On July 7, the international community took a historic step with the adoption of the text of the United Nations Treaty on the Prohibition of Nuclear Weapons, after a negotiating process whose convocation would not have been possible without the efforts of a group of countries that Brazil had the honor of integrating.

These countries were joined by the vast majority of United Nations Member States, which understood the humanitarian meaning of the initiative and actively participated in the negotiating conference with a constructive spirit and responsibility, so as to fill an unacceptable legal gap in the area of disarmament

The other weapons of mass destruction – chemical and bacteriological – had already been prohibited by legal instruments, but nuclear weapons, the only ones capable of annihilating life on the planet, also needed to be prohibited. This gap, which is now beginning to be overcome, will finally cease to exist when the new instrument reaches the 50 ratifications required for its entry into force.

The agreement was a victory for the United Nations and multilateralism, which establish understanding between States as the most appropriate and legitimate way to find solutions to global problems. The instrument is inspired by previous conferences that helped raise the awareness of governments and societies towards the impacts of the detonation of a nuclear device, the indiscriminate destruction of which is incompatible with the rules of humanitarian law that regulates conduct in times of war and with the own human dignity.

Despite the resistance of nuclear-armed countries, it was possible to adopt a treaty that reflects the historic and largely majority aspiration of the international community to prohibit the existence of these weapons. Furthermore, the new treaty constitutes an important complement to Article 6 of the Treaty on the Non-Proliferation of Nuclear Weapons (NPT), which established the obligation of nuclear disarmament.

This unprecedented step must be credited to the persistence of those who, in the last 70 years, kept the hope of a world without nuclear weapons alive. A diverse and plural coalition of governments and civil society actors who were not resigned to the existence of such weapons. Brazil is proud to be part of that coalition, even by force of constitutional mandate. Therefore, he contributed, helped convene the negotiating conference and undertook efforts to overcome obstacles that could put the initiative at risk.

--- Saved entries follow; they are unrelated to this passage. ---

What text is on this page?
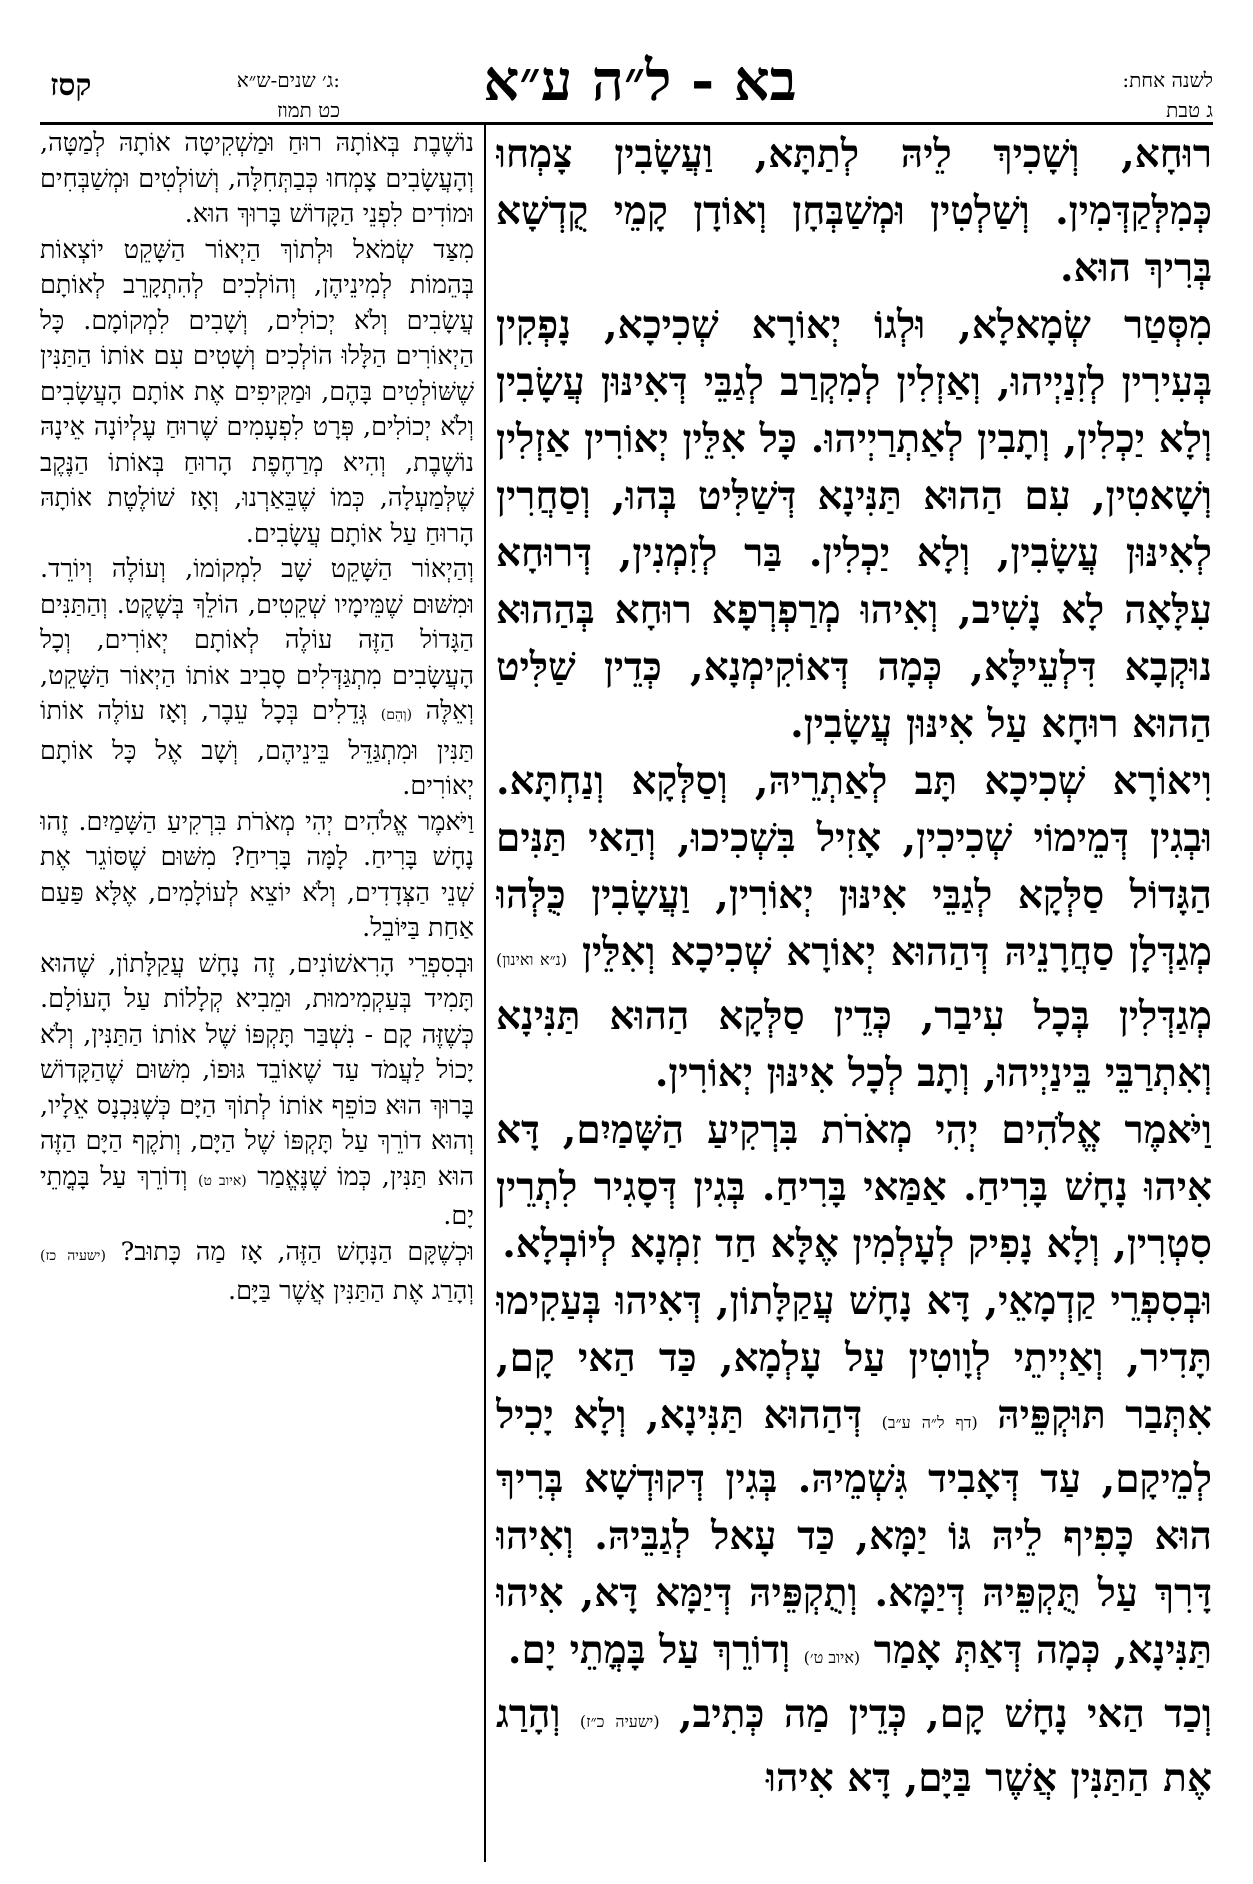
קסז	ג׳ שנים-ש״א:
כט תמוז	בא - ל״ה ע״א	לשנה אחת:
ג טבת

רוּחָא, וְשָׁכִיךְ לֵיהּ לְתַתָּא, וַעֲשָׂבִין צָמְחוּ כְּמִלְּקַדְּמִין. וְשַׁלְטִין וּמְשַׁבְּחָן וְאוֹדָן קָמֵי קֻדְשָׁא בְּרִיךְ הוּא.

מִסְּטַר שְׂמָאלָא, וּלְגוֹ יְאוֹרָא שְׁכִיכָא, נָפְקִין בְּעִירִין לְזִנַיְיהוּ, וְאַזְלִין לְמִקְרַב לְגַבֵּי דְּאִינּוּן עֲשָׂבִין וְלָא יַכְלִין, וְתָבִין לְאַתְרַיְיהוּ. כָּל אִלֵּין יְאוֹרִין אַזְלִין וְשָׁאטִין, עִם הַהוּא תַּנִּינָא דְּשַׁלִּיט בְּהוּ, וְסַחֲרִין לְאִינּוּן עֲשָׂבִין, וְלָא יַכְלִין. בַּר לְזִמְנִין, דְּרוּחָא עִלָּאָה לָא נָשִׁיב, וְאִיהוּ מְרַפְרְפָא רוּחָא בְּהַהוּא נוּקְבָא דִּלְעֵילָּא, כְּמָה דְּאוֹקִימְנָא, כְּדֵין שַׁלִּיט הַהוּא רוּחָא עַל אִינּוּן עֲשָׂבִין.

וִיאוֹרָא שְׁכִיכָא תָּב לְאַתְרֵיהּ, וְסַלְּקָא וְנַחְתָּא. וּבְגִין דְּמֵימוֹי שְׁכִיכִין, אָזִיל בִּשְׁכִיכוּ, וְהַאי תַּנִּים הַגָּדוֹל סַלְּקָא לְגַבֵּי אִינּוּן יְאוֹרִין, וַעֲשָׂבִין כֻּלְּהוּ מְגַדְּלָן סַחֲרָנֵיהּ דְּהַהוּא יְאוֹרָא שְׁכִיכָא וְאִלֵּין (נ״א ואינון) מְגַדְּלִין בְּכָל עִיבַר, כְּדֵין סַלְּקָא הַהוּא תַּנִּינָא וְאִתְרַבֵּי בֵּינַיְיהוּ, וְתָב לְכָל אִינּוּן יְאוֹרִין.

וַיֹּאמֶר אֱלֹהִים יְהִי מְאֹרֹת בִּרְקִיעַ הַשָּׁמַיִם, דָּא אִיהוּ נָחָשׁ בָּרִיחַ. אַמַּאי בָּרִיחַ. בְּגִין דְּסָגִיר לִתְרֵין סִטְרִין, וְלָא נָפִיק לְעָלְמִין אֶלָּא חַד זִמְנָא לְיוֹבְלָא.

וּבְסִפְרֵי קַדְמָאֵי, דָּא נָחָשׁ עֲקַלָּתוֹן, דְּאִיהוּ בְּעַקִימוּ תָּדִיר, וְאַיְיתֵי לְוָוטִין עַל עָלְמָא, כַּד הַאי קָם, אִתְּבַר תּוּקְפֵּיהּ (דף ל״ה ע״ב) דְּהַהוּא תַּנִּינָא, וְלָא יָכִיל לְמֵיקָם, עַד דְּאָבִיד גִּשְׁמֵיהּ. בְּגִין דְּקוּדְשָׁא בְּרִיךְ הוּא כָּפִיף לֵיהּ גּוֹ יַמָּא, כַּד עָאל לְגַבֵּיהּ. וְאִיהוּ דָּרִךְ עַל תֻּקְפֵּיהּ דְּיַמָּא. וְתֻקְפֵּיהּ דְּיַמָּא דָּא, אִיהוּ תַּנִּינָא, כְּמָה דְּאַתְּ אָמַר (איוב ט׳) וְדוֹרֵךְ עַל בָּמֳתֵי יָם.

וְכַד הַאי נָחָשׁ קָם, כְּדֵין מַה כְּתִיב, (ישעיה כ״ז) וְהָרַג אֶת הַתַּנִּין אֲשֶׁר בַּיָּם, דָּא אִיהוּ

נוֹשֶׁבֶת בְּאוֹתָהּ רוּחַ וּמַשְׁקִיטָה אוֹתָהּ לְמַטָּה, וְהָעֲשָׂבִים צָמְחוּ כְּבַתְּחִלָּה, וְשׁוֹלְטִים וּמְשַׁבְּחִים וּמוֹדִים לִפְנֵי הַקָּדוֹשׁ בָּרוּךְ הוּא.

מִצַּד שְׂמֹאל וּלְתוֹךְ הַיְאוֹר הַשָּׁקֵט יוֹצְאוֹת בְּהֵמוֹת לְמִינֵיהֶן, וְהוֹלְכִים לְהִתְקָרֵב לְאוֹתָם עֲשָׂבִים וְלֹא יְכוֹלִים, וְשָׁבִים לִמְקוֹמָם. כָּל הַיְאוֹרִים הַלָּלוּ הוֹלְכִים וְשָׁטִים עִם אוֹתוֹ הַתַּנִּין שֶׁשּׁוֹלְטִים בָּהֶם, וּמַקִּיפִים אֶת אוֹתָם הָעֲשָׂבִים וְלֹא יְכוֹלִים, פְּרָט לִפְעָמִים שֶׁרוּחַ עֶלְיוֹנָה אֵינָהּ נוֹשֶׁבֶת, וְהִיא מְרַחֶפֶת הָרוּחַ בְּאוֹתוֹ הַנֶּקֶב שֶׁלְּמַעְלָה, כְּמוֹ שֶׁבֵּאַרְנוּ, וְאָז שׁוֹלֶטֶת אוֹתָהּ הָרוּחַ עַל אוֹתָם עֲשָׂבִים.

וְהַיְאוֹר הַשָּׁקֵט שָׁב לִמְקוֹמוֹ, וְעוֹלֶה וְיוֹרֵד. וּמִשּׁוּם שֶׁמֵּימָיו שְׁקֵטִים, הוֹלֵךְ בְּשֶׁקֶט. וְהַתַּנִּים הַגָּדוֹל הַזֶּה עוֹלֶה לְאוֹתָם יְאוֹרִים, וְכָל הָעֲשָׂבִים מִתְגַּדְּלִים סָבִיב אוֹתוֹ הַיְאוֹר הַשָּׁקֵט, וְאֵלֶּה (וְהֵם) גְּדֵלִים בְּכָל עֵבֶר, וְאָז עוֹלֶה אוֹתוֹ תַּנִּין וּמִתְגַּדֵּל בֵּינֵיהֶם, וְשָׁב אֶל כָּל אוֹתָם יְאוֹרִים.

וַיֹּאמֶר אֱלֹהִים יְהִי מְאֹרֹת בִּרְקִיעַ הַשָּׁמַיִם. זֶהוּ נָחָשׁ בָּרִיחַ. לָמָּה בָּרִיחַ? מִשּׁוּם שֶׁסּוֹגֵר אֶת שְׁנֵי הַצְּדָדִים, וְלֹא יוֹצֵא לְעוֹלָמִים, אֶלָּא פַּעַם אַחַת בַּיּוֹבֵל.

וּבְסִפְרֵי הָרִאשׁוֹנִים, זֶה נָחָשׁ עֲקַלָּתוֹן, שֶׁהוּא תָּמִיד בְּעַקְמִימוּת, וּמֵבִיא קְלָלוֹת עַל הָעוֹלָם. כְּשֶׁזֶּה קָם - נִשְׁבַּר תָּקְפּוֹ שֶׁל אוֹתוֹ הַתַּנִּין, וְלֹא יָכוֹל לַעֲמֹד עַד שֶׁאוֹבֵד גּוּפוֹ, מִשּׁוּם שֶׁהַקָּדוֹשׁ בָּרוּךְ הוּא כּוֹפֵף אוֹתוֹ לְתוֹךְ הַיָּם כְּשֶׁנִּכְנָס אֵלָיו, וְהוּא דוֹרֵךְ עַל תָּקְפּוֹ שֶׁל הַיָּם, וְתֹקֶף הַיָּם הַזֶּה הוּא תַּנִּין, כְּמוֹ שֶׁנֶּאֱמַר (איוב ט) וְדוֹרֵךְ עַל בָּמֳתֵי יָם.

וּכְשֶׁקָּם הַנָּחָשׁ הַזֶּה, אָז מַה כָּתוּב? (ישעיה כז) וְהָרַג אֶת הַתַּנִּין אֲשֶׁר בַּיָּם.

Today we must celebrate that victory of humanity in search of a world free of the senselessness represented by nuclear weapons. The moment is one of joy, but not of self-indulgence. We are aware that there is a long road to travel towards the universalization of the treaty, which will require a continuous effort of convincing.

The prohibition of nuclear weapons, in addition to an ethical and moral duty, will help to undo the justification for maintaining current arsenals. It has, therefore, a clear political meaning by legitimizing the fight for disarmament, particularly in countries that possess this type of weapons.

This means encouragement in a world so convulsed and full of conflicts, demonstrating that, with courage and good will, it is possible to build a better, more just, rational and secure world for current and future generations.